Sebagian besar kota-kota di Jawa, dan mungkin juga dikota-kota besar lain di Indonesia biasanya selalu dibangun jalan pintas (By Pass) agar beban lalulintas tengah kota tidak terlalu berat atau padat oleh kendaran dari luar kota yang sebenernya hanya ingin melintas saja dikota tersebut.

Biasanya rambu mengenai pilihan untuk lewat by pass atau lewat tengah kota dipasang menjelang masuk kekota ybs.

Sekarang terserah kita apakah akan lewat by pass atau lewat tengah kota. Hal-hal berikut ini bisa menjadi pertimbangan anda apakah akan lewat bypass atau lewat tengah kota.

Bypass umumnya jalannya baru, mulus dan lebar meski agak lebih jauh (melingkar) tapi biasanya lebih sepi dan lancar.

Lewat tengah kota, biasanya merupakan jalan lama, relatif sempit dan padat kendaraan, melewati tempat pusat aktifitas kota (pasar, alun-alun, kantor pemerintahan dll) seringkali macet – tapi kalo naik motor sih masih OK-OK aja koq.

Jika kita ingin mengejar waktu mungkin bypass merupakan pilihan terbaik, tapi kalo kita ingin kenal lebih jauh tentang kota yang kita lewati, tentang ke unikannya atau tentang suasananya walaupun hanya sepintas, maka jalur lewat tengah kota lebih baik.

Jika anda memutuskan lewat tengah kota harus diperhatikan aturan lalulintas yang berlaku dikota tersebut, di beberapa kota (seperti Bandung(Soekarno-Hatta), Kudus, Surabaya) mewajibkan pengendara motor lewat jalur khusus motor. Di Surabaya ada aturan menyalakan lampu siang hari.

Selain memperhatikan rambu yang ada, cara yang terbaik untuk mengenali aturan lalulintas lokal, yaitu dengan melihat pengendara motor lokal lainnya, jika kita lihat pengendara lokal masuk jalur khusus ya sebaiknya kita ikuti juga.

  • Jalan waktu Hujan

Jalan diwaktu hujan membutuhkan ketrampilan tersendiri setidaknya membutuhkan konsentrasi yang lebih fokus.

Nyalakan lampu besar (jangan nyalakan hazard) pada saat hujan, ini memudahkan kendaraan lain melihat keberadaan motor kita.

Kaca Helm buka sedikit, biar tidak berembun.

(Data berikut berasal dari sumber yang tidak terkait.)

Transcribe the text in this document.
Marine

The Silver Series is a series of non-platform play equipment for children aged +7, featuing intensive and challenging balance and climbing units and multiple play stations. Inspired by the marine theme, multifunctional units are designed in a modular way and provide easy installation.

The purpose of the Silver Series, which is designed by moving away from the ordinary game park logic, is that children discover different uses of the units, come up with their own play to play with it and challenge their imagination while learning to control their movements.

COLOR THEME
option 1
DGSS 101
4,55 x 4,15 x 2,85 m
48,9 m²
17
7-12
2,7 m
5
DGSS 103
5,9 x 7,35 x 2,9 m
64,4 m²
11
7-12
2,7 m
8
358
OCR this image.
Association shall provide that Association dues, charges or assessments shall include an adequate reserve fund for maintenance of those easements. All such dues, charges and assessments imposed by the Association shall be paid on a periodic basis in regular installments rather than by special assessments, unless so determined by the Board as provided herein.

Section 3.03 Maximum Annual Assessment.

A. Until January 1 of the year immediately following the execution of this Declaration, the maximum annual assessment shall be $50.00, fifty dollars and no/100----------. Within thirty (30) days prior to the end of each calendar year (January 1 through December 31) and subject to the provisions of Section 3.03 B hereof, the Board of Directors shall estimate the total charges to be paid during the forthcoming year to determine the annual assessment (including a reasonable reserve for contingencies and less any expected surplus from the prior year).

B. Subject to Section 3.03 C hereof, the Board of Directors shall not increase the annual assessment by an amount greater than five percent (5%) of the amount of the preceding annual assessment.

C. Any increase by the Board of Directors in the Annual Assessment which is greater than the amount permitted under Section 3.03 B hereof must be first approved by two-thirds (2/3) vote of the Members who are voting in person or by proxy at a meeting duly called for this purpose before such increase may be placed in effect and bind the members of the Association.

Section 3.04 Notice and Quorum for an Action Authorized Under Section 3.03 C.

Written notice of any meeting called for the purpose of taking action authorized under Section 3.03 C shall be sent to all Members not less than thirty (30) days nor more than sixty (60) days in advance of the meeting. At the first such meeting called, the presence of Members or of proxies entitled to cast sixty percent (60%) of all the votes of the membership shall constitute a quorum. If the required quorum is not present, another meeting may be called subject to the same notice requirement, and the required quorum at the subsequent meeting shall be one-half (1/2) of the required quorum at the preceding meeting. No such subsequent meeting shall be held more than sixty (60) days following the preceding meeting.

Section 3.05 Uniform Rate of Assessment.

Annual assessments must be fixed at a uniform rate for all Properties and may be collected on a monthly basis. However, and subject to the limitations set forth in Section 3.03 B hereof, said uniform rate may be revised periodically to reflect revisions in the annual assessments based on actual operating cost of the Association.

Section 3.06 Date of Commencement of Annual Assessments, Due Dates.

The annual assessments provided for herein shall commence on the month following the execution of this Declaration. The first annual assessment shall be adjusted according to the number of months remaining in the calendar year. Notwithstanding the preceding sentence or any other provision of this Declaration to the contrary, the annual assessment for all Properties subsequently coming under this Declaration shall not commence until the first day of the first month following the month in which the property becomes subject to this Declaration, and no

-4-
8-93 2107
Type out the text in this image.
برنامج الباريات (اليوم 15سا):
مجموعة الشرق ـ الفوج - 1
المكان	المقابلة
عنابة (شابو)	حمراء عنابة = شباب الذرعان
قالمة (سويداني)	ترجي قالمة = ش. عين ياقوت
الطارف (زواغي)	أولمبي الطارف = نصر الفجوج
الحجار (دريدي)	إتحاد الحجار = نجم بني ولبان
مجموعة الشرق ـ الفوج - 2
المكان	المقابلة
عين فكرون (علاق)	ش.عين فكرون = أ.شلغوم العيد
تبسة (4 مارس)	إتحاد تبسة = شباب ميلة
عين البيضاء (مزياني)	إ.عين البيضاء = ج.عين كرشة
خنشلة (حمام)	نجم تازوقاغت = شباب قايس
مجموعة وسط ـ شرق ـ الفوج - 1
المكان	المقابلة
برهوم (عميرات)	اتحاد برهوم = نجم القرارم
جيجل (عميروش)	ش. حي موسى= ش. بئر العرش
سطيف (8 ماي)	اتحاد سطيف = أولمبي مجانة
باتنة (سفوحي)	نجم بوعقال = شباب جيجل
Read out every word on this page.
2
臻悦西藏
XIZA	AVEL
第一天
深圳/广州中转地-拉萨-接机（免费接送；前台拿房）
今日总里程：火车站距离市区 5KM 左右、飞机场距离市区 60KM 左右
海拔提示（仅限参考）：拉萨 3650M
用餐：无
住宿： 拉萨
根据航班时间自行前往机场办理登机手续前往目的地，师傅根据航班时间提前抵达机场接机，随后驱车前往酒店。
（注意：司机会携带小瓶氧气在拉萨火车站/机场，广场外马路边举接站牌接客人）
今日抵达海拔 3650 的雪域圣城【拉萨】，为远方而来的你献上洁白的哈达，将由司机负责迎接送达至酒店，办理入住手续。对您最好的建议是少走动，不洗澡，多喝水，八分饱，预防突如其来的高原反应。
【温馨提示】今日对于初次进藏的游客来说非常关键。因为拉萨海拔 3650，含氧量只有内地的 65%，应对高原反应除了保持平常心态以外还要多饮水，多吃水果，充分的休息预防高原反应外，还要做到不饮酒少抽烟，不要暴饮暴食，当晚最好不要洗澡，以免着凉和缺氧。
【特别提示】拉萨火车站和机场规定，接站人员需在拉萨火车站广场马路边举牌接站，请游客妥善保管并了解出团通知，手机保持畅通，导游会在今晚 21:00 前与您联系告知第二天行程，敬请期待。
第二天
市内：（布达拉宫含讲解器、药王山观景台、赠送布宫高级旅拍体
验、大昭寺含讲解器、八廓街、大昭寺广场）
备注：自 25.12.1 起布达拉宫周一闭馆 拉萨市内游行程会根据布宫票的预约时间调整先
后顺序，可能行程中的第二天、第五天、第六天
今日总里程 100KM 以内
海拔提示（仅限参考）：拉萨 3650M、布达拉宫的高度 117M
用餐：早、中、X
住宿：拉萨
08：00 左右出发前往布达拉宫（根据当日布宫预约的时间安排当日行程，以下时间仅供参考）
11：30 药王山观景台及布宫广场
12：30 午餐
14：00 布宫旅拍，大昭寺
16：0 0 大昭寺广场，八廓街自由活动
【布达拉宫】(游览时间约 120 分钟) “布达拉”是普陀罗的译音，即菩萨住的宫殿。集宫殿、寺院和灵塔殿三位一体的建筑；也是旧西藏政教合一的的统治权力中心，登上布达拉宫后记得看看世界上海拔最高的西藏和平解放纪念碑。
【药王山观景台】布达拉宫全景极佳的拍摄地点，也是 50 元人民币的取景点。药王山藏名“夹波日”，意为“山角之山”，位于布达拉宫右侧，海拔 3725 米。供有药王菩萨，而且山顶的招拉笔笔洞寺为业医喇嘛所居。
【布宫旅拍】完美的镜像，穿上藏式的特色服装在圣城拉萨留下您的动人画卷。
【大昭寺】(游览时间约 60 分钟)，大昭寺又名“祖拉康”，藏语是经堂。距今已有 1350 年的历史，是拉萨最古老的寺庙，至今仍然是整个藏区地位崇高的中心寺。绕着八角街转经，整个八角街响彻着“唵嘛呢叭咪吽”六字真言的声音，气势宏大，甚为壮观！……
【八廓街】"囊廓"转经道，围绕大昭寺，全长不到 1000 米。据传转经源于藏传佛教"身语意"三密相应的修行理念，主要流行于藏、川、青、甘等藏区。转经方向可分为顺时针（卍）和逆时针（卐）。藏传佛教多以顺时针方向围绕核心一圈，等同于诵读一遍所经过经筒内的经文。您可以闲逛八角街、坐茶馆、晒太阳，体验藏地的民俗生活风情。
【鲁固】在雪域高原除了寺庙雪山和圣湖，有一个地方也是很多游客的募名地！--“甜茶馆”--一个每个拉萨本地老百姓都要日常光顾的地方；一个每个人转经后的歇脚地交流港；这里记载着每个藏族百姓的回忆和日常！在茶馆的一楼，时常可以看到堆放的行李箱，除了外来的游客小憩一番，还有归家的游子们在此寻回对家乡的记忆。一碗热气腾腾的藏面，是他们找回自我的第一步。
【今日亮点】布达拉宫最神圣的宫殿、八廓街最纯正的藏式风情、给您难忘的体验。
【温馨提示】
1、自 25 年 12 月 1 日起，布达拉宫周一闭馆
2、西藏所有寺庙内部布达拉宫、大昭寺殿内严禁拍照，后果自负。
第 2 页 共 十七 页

Jalankan kendaraan dengan hati-hati jangan ngebut, karena sangat berbahaya karena jarak pengereman diwaktu hujan jauh sekali lebih panjang dari pada saat jalan kering.

Hati-hati ketika menerjang genangan tipis, bisa jadi ada lubang yang tertutup oleh genangan air tersebut. Atau jika melintasinya dengan cepat hati-hati dengan efek aquaplaning, yaitu kehilangan daya cengkeram ban akibat gaya tekan/angkat air terhadap permukaan ban, jadi paling aman adalah lintasi dengan perlahan.

Sedangkan untuk melintasi genangan banjir, sebaiknya harus dilakukan dengan sangat hati-hati. Sebaiknya tidak langsung menerjang masuk, amati ketinggian air sebatas apa, ini bisa diketahui dengan melihat batas air pada body mobil yang melintasi genangan tersebut.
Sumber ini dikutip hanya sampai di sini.